When a person is new or a beginner in archery, they are bound to lose their sets or gears during their training, and because the price of carbon arrows is high, it is reasonable to state that carbon arrows are most suited for professionals and experienced archers because of their lightweight and durability.

Main Differences Between Aluminum and Carbon Arrows

  1. Aluminum arrows have a shorter lifespan than carbon arrows. Although they do last longer than wood arrows.
  2. Aluminum arrows are used for shooting at short distances or in indoor shooting, whereas carbon arrows are used for shooting at longer distances.
  3. Aluminum arrows are cost-friendly and have a good cost-to-value ratio, whereas carbon arrows are comparatively costlier.
  4. The shaft of aluminum arrows is broad in comparison to carbon arrows, whose shaft is narrow.
  5. The aluminum arrows, with time and usage, will bend, whereas carbon arrows do not bend; they maintain their straightness.
  6. Aluminum arrows are slower in comparison to carbon arrows.
  7. Carbon arrows give deeper penetration than aluminum arrows.
  8. Aluminum arrows are best suited for beginners, while carbon arrows are best suited for experienced or professional archers.

Conclusion

Aluminum arrows and carbon arrows are two types of arrows that confuse people the most. They both have their benefits and drawbacks, and they differ from each other in many ways, like how carbon arrows are lightweight and straighter in comparison to aluminum arrows. They have narrow shafts, which gives them deeper penetration compared to other types of arrows. They are faster and costlier than aluminum arrows and are the most durable arrows out there.

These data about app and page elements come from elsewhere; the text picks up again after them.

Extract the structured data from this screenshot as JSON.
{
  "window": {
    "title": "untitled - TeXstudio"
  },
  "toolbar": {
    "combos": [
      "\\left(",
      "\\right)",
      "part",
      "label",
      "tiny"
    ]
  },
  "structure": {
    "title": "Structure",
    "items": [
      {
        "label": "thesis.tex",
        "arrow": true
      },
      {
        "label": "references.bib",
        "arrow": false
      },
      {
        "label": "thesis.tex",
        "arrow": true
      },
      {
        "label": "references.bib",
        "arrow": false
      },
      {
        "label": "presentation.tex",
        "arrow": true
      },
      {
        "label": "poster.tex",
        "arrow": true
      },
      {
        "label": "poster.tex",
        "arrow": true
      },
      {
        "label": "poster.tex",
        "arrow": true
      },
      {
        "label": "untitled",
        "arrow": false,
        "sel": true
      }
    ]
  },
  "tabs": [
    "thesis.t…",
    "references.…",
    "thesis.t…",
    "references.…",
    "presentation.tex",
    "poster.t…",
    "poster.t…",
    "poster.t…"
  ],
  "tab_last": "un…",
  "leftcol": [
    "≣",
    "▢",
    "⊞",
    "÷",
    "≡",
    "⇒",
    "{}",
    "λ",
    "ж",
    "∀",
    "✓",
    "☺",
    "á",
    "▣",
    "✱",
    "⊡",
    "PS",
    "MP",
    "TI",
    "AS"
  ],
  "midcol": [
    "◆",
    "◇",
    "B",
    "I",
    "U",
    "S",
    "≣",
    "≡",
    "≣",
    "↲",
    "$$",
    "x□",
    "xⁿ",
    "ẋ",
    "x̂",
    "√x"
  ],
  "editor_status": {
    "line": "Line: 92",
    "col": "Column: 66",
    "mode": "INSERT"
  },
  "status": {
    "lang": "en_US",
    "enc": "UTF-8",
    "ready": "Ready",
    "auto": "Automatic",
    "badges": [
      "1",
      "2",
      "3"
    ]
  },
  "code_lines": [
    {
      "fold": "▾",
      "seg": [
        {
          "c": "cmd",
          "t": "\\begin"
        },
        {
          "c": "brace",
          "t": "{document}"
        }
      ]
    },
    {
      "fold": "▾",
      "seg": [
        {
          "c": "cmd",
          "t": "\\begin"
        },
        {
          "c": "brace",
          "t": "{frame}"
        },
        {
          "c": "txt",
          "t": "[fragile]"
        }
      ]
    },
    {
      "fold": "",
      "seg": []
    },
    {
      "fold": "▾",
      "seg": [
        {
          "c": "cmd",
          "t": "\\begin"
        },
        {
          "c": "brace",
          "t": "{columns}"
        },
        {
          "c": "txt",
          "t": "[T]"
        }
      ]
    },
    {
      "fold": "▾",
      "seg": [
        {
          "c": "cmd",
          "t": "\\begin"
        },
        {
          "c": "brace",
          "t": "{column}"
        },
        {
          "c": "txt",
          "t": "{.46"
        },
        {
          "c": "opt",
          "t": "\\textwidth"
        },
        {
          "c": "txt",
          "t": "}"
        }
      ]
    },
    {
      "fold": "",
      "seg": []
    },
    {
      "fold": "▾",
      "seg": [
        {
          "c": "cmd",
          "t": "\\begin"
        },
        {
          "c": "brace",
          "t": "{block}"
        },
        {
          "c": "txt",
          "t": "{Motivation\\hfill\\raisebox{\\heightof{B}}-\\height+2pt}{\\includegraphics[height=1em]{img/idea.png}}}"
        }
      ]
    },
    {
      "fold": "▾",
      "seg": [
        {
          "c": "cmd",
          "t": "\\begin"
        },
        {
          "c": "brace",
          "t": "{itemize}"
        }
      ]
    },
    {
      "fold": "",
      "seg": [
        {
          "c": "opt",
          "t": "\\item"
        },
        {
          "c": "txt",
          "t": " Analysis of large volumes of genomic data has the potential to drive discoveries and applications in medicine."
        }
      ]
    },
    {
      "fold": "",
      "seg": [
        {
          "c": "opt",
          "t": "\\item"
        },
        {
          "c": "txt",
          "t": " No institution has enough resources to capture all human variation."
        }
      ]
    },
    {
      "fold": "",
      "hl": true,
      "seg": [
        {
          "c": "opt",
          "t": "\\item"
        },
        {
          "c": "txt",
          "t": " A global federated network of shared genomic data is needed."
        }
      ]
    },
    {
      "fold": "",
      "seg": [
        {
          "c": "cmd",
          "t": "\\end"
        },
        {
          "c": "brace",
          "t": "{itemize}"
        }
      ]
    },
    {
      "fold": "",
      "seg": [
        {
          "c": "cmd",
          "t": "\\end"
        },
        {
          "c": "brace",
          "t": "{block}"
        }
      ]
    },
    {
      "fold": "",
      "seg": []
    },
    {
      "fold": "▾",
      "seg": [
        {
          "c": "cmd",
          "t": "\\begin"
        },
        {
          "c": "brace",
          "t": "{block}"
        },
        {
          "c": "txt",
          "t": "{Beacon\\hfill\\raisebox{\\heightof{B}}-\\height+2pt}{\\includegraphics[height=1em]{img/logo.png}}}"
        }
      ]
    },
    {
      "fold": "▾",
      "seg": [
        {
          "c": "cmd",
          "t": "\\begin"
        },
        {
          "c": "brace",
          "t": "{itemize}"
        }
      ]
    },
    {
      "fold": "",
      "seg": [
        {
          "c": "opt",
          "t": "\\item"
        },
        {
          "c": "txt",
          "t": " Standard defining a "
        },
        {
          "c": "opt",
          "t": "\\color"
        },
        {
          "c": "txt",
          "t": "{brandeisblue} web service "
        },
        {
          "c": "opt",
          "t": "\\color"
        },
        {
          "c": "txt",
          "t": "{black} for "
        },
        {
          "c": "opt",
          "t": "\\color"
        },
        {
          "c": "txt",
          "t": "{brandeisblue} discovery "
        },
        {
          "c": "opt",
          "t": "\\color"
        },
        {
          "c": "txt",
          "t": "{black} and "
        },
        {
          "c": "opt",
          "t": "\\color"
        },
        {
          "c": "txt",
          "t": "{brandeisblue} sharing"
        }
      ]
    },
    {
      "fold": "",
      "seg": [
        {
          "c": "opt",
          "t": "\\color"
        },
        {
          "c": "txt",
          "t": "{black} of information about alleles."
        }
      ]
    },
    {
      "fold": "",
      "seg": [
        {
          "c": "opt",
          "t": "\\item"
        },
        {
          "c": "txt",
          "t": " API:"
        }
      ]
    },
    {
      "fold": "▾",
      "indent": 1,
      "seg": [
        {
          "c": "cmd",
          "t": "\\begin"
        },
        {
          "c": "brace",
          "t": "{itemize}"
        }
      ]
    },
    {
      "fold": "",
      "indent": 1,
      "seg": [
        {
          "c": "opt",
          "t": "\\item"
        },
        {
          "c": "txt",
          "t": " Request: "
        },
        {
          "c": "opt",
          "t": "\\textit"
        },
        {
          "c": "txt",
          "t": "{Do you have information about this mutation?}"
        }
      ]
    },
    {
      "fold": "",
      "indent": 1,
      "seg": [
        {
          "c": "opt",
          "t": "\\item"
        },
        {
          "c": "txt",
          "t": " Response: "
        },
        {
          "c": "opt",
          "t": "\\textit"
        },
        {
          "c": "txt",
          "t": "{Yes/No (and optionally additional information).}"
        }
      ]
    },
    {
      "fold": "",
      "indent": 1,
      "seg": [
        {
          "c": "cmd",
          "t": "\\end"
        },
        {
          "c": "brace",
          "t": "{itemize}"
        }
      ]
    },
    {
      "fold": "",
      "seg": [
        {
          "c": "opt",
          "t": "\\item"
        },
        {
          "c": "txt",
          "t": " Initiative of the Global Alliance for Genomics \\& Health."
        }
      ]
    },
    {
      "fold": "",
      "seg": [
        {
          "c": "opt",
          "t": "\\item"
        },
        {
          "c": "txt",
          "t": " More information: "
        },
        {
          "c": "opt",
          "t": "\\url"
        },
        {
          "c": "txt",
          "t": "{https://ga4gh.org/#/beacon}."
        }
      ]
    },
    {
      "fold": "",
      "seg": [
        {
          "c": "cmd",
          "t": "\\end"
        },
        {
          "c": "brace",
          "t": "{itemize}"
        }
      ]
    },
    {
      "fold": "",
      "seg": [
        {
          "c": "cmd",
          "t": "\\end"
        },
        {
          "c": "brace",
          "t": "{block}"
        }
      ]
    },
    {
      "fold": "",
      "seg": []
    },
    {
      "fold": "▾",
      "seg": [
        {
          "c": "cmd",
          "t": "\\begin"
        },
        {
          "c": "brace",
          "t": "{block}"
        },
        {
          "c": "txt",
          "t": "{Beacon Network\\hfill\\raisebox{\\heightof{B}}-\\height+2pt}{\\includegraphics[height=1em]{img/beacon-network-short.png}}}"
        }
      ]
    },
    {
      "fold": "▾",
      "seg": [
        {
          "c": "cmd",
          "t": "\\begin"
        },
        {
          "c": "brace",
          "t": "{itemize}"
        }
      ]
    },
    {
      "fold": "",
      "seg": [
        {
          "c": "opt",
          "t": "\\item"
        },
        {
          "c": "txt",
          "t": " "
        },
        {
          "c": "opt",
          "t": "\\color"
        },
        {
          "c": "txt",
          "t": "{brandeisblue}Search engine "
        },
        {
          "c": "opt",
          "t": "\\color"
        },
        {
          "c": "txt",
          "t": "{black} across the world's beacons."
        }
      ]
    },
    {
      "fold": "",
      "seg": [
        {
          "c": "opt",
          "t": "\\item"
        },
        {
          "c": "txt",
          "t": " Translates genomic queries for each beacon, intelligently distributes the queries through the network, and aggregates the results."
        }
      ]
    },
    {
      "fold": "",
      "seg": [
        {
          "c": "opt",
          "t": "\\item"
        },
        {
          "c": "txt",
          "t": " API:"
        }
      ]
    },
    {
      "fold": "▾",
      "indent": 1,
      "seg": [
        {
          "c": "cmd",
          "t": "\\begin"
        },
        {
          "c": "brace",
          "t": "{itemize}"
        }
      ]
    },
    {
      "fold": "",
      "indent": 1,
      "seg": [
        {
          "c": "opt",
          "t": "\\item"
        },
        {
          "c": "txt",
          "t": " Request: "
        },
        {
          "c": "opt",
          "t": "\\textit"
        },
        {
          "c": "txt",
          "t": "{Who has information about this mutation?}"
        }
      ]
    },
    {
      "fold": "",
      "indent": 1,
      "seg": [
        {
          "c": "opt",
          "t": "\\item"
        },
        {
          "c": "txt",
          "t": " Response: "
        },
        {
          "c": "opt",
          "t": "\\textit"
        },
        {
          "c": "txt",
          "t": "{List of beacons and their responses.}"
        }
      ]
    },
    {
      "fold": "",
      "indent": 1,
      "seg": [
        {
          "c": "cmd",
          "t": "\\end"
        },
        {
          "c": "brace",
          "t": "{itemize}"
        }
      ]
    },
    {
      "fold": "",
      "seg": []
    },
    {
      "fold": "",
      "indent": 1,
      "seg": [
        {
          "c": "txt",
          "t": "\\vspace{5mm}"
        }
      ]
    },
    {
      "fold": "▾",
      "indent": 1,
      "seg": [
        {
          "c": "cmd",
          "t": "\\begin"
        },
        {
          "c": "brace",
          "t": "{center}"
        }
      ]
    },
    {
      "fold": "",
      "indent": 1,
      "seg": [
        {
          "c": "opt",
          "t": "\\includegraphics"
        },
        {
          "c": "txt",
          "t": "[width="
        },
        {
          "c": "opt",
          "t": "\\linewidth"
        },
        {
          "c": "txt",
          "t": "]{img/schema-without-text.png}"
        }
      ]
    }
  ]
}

Aluminum arrows are more suitable for beginners as they are easy to use and less costly, while carbon arrows are most suited for experienced archers as they are lightweight and have good longevity.

Carbon arrows are used for shooting at longer ranges because of their straightness and lightweight, while aluminum arrows are used for high-level indoor shooting. The major drawback of carbon arrows is that they might crack or shatter with intense impact because of their strength, while aluminum arrows will bend.